On January 1894, D. Mariano Buenaventura died, his estate passing by will to his children, including D. Vicente
Buenaventura. In 1898, D. Vicente Buenaventura executed a public instrument in which for a valuable consideration
he assigns to D. Jose Gervasio Garcia . . . a 25 per cent share in all that may be obtained by whatever right in whatever
form from the liquidation of the partnership of Chuidian, Buenaventura & Co., in the part pertaining to him in said
partnership.

A subsequent assignment was made by Garcia in favor of Jose Machuca (now plaintiff), which has been notified to the
liquidator of the partnership.

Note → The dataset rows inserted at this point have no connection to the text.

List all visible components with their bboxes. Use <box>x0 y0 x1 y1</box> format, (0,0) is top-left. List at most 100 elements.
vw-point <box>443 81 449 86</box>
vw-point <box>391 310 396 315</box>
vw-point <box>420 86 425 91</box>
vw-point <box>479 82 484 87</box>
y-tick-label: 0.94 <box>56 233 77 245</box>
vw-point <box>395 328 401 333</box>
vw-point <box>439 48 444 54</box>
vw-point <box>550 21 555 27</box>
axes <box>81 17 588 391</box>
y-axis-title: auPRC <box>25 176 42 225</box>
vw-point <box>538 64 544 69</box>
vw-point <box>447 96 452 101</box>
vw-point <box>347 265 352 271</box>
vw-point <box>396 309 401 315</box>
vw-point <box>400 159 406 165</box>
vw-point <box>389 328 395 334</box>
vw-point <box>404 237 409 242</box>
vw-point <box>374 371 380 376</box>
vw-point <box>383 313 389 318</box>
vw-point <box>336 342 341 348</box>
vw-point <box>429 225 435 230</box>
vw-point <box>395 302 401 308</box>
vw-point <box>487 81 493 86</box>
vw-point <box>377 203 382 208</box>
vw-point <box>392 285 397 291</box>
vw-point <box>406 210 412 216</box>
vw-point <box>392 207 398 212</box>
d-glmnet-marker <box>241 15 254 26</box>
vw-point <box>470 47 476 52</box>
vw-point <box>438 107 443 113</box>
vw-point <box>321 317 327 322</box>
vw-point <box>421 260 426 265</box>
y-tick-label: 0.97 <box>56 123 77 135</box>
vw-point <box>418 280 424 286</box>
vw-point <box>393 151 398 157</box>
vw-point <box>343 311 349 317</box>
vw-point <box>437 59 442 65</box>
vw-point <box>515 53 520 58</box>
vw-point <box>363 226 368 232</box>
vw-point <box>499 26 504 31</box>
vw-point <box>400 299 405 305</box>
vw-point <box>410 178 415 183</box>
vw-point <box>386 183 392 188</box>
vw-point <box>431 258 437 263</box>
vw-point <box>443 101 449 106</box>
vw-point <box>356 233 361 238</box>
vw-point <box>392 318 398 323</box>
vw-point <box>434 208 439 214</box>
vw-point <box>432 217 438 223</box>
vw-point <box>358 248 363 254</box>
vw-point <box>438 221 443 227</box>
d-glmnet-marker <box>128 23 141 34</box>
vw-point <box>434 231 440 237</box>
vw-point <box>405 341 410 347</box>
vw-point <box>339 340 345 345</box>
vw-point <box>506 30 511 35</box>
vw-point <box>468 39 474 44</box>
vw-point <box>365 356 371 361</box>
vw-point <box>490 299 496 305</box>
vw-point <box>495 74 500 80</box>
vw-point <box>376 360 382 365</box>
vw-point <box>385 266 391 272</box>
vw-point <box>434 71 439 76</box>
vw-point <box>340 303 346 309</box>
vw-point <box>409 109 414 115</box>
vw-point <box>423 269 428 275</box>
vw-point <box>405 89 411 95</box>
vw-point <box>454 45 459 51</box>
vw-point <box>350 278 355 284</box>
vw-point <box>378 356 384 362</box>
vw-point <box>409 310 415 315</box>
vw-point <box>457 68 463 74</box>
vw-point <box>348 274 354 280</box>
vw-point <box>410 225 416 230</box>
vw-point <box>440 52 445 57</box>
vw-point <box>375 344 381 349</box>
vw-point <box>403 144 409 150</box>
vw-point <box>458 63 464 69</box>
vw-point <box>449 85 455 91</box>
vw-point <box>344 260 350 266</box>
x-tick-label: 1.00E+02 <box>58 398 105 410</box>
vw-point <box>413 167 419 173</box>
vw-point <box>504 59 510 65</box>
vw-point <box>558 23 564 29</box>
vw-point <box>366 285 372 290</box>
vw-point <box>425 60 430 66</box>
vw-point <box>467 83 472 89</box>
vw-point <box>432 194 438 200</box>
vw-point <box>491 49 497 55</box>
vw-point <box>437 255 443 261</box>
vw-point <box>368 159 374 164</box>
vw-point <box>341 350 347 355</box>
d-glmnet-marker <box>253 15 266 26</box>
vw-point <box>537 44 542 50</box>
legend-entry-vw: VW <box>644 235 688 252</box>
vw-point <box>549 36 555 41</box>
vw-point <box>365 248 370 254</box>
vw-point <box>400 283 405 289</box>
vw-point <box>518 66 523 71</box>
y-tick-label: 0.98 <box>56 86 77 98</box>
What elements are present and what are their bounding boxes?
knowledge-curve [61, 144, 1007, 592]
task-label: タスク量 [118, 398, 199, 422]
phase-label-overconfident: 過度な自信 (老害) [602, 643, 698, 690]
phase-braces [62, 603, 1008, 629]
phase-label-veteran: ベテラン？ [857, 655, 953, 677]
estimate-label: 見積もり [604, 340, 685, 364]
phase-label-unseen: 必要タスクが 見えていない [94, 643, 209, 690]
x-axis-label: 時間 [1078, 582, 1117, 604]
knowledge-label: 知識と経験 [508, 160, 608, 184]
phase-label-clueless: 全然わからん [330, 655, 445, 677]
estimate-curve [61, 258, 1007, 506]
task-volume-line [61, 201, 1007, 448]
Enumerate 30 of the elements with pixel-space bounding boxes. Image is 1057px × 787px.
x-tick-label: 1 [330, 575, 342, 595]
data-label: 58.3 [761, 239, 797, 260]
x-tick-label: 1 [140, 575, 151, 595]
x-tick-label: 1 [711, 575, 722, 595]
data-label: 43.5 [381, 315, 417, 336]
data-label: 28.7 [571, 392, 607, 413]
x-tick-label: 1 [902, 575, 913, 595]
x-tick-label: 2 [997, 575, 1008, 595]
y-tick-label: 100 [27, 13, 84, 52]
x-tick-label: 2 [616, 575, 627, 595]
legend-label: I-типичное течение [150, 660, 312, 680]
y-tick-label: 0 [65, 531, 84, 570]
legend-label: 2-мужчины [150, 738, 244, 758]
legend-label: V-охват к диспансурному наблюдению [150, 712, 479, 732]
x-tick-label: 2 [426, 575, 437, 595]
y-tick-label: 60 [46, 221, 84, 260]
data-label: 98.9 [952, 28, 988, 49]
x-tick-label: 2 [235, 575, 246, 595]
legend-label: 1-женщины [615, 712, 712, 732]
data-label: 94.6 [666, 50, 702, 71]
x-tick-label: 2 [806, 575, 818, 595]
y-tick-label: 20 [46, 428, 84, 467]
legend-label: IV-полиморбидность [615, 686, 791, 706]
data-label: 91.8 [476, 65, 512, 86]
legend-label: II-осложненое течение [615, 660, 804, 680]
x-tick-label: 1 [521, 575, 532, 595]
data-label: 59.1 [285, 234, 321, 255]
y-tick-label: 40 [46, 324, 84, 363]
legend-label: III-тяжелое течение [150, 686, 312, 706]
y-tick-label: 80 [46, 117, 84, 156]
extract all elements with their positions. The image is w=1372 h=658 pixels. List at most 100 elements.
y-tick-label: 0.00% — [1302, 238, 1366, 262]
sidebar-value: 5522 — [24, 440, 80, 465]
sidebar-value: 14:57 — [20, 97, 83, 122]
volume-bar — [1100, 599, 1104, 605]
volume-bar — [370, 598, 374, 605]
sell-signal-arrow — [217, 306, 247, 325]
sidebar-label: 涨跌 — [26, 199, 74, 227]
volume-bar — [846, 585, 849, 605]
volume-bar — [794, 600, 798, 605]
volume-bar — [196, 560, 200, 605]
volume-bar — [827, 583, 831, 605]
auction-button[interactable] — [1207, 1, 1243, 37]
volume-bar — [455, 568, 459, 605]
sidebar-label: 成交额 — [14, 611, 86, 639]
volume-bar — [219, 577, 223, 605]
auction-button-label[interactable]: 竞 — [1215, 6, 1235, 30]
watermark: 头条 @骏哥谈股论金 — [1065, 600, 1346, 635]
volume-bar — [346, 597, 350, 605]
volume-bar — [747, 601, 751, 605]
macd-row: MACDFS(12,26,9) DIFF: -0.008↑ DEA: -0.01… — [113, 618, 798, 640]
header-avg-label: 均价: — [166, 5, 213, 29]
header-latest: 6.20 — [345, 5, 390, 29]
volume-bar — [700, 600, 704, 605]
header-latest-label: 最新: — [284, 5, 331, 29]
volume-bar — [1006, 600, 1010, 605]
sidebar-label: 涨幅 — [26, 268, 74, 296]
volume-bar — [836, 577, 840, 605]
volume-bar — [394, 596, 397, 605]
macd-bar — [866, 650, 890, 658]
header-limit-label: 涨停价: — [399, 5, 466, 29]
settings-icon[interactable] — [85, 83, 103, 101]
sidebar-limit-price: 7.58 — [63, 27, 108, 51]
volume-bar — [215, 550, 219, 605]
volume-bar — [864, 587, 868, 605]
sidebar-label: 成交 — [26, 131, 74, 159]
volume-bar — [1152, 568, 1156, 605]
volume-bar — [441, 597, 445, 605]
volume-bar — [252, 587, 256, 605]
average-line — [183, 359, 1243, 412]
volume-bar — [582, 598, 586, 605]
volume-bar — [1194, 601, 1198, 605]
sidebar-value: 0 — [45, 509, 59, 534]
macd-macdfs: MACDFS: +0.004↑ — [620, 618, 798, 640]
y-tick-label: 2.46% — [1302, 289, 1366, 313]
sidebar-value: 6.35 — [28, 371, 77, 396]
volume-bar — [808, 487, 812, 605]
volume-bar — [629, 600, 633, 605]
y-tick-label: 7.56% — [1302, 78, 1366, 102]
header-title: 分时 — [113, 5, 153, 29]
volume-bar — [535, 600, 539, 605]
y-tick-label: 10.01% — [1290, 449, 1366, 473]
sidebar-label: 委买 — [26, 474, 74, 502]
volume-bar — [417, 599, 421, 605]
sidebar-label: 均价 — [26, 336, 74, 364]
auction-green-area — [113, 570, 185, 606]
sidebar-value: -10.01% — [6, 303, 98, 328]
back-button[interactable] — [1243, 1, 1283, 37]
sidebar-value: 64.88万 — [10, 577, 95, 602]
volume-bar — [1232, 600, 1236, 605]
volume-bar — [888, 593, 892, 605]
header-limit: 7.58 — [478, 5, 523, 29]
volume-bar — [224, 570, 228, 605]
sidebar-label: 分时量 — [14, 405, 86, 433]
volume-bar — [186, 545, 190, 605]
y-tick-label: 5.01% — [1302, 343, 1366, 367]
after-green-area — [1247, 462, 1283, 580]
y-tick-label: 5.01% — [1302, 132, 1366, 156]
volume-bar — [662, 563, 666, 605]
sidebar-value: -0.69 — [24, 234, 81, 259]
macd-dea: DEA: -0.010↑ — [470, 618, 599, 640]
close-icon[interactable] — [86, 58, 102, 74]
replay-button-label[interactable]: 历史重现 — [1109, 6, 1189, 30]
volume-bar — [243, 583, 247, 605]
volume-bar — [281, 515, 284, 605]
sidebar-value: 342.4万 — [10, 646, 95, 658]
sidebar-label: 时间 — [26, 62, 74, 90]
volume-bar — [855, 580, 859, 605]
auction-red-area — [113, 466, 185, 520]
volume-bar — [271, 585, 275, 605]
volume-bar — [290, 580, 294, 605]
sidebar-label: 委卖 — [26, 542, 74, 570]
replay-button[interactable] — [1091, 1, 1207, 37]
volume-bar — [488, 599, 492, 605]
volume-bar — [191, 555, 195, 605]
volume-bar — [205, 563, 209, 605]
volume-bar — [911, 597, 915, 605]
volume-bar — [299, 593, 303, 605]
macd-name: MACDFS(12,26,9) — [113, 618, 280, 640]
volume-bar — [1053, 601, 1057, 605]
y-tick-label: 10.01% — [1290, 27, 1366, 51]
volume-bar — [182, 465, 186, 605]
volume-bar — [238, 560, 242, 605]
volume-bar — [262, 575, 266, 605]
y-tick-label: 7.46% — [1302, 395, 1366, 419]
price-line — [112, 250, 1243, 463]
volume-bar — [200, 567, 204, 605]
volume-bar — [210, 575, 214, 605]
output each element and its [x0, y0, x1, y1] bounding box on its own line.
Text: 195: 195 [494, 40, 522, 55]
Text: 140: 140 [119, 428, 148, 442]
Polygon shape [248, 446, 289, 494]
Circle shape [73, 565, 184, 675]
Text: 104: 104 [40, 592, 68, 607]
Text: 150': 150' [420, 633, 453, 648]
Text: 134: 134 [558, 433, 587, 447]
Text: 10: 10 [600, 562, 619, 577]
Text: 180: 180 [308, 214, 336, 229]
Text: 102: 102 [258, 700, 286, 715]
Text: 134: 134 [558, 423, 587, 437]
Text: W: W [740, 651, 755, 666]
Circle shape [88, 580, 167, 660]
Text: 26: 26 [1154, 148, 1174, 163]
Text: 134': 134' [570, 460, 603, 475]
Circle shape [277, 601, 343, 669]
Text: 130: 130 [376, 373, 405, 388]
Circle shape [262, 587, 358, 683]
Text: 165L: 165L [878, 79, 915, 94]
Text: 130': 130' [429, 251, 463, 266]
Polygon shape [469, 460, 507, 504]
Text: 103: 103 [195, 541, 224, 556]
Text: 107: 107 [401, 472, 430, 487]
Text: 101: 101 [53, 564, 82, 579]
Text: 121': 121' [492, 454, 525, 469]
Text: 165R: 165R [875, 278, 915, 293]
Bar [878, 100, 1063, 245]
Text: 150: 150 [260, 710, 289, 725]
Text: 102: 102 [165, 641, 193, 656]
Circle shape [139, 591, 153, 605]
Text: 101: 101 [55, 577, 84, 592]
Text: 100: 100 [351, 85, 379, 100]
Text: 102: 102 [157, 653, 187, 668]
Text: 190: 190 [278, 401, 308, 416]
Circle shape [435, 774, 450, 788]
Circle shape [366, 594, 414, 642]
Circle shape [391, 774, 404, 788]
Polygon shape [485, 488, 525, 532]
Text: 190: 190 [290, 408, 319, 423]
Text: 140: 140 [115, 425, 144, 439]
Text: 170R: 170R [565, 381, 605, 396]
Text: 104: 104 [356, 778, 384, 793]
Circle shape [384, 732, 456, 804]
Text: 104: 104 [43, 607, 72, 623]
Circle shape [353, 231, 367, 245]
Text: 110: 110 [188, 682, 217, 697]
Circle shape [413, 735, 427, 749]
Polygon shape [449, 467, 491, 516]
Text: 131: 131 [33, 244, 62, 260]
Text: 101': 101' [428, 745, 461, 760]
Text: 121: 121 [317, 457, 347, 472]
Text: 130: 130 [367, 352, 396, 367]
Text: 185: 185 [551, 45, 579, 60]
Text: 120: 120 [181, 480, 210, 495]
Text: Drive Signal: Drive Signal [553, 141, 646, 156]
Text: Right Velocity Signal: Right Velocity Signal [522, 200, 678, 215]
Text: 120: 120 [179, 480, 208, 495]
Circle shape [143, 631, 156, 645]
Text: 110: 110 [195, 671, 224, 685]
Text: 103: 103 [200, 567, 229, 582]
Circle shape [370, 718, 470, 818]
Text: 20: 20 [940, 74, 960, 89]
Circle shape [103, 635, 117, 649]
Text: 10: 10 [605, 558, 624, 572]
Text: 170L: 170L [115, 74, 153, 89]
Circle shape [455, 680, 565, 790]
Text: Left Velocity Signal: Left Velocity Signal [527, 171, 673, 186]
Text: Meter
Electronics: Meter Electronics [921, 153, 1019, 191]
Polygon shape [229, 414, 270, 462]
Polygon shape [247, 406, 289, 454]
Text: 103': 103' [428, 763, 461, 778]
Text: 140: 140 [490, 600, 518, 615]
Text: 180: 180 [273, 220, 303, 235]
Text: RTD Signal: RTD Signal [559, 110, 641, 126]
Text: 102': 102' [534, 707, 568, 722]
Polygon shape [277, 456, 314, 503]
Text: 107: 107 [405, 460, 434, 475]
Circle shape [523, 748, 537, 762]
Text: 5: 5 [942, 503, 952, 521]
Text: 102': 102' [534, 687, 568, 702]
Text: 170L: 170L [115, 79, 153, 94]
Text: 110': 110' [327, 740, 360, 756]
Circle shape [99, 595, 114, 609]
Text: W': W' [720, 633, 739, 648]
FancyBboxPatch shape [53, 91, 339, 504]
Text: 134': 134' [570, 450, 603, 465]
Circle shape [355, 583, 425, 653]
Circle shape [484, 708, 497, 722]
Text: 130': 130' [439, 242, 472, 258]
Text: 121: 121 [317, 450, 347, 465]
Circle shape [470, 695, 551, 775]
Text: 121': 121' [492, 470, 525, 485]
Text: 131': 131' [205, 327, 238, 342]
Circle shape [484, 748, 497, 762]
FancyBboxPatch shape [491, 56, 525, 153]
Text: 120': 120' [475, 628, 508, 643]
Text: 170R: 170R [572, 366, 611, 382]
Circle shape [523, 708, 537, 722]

The liquidator, however, declined to record in the books of the partnership Machucas claim
under the assignment as a credit due to him. Hence, Machuca filed an action to compel such record to be made, and he
further asks that he be adjudicated to be a creditor of the partnership in an amount equal to 25% of D. Vicente
Buenaventuras share (that he be immediately given the 25% share).

ISSUE: WON Machuca is entitled to 25% of D. Vicente Buenaventuras share in the partnership NO

HELD:

According to clause 19 of the partnership agreement: "upon the dissolution of the company, the pending obligations in favor
of outside parties should be satisfied, the funds of the minors Jose and Francisco Chuidian should be taken out, and
afterwards the resulting balance of the account-current of each one of those who had put in money should be paid."

Our construction of this clause is that it establishes a a basis for the final adjustment of the affairs of the partnership; that
that basis is that the liabilities to noncompartners are to be first discharged; that the claims of the Chuidian minors are to be
next satisfied; and that what is due to the respective partners on account of their advances to the firm is to be paid last of
all, leaving the ultimate residue, of course, if there be any, to be distributed, among the partners in the proportions in which
they may be entitled thereto.

Hence, it follows that D. Vicente Buenaventura, whose rights are those of his father, is in no case entitled to receive any
part of the assets until the creditors, who are nonpartners, and the Chuidian minors are paid. Whatever rights he had, he
could only transfer subject to this condition. It is clear, from the language of the instrument under which plaintiff claims,
that this conditional interest was all that Vicente ever intended to transfer.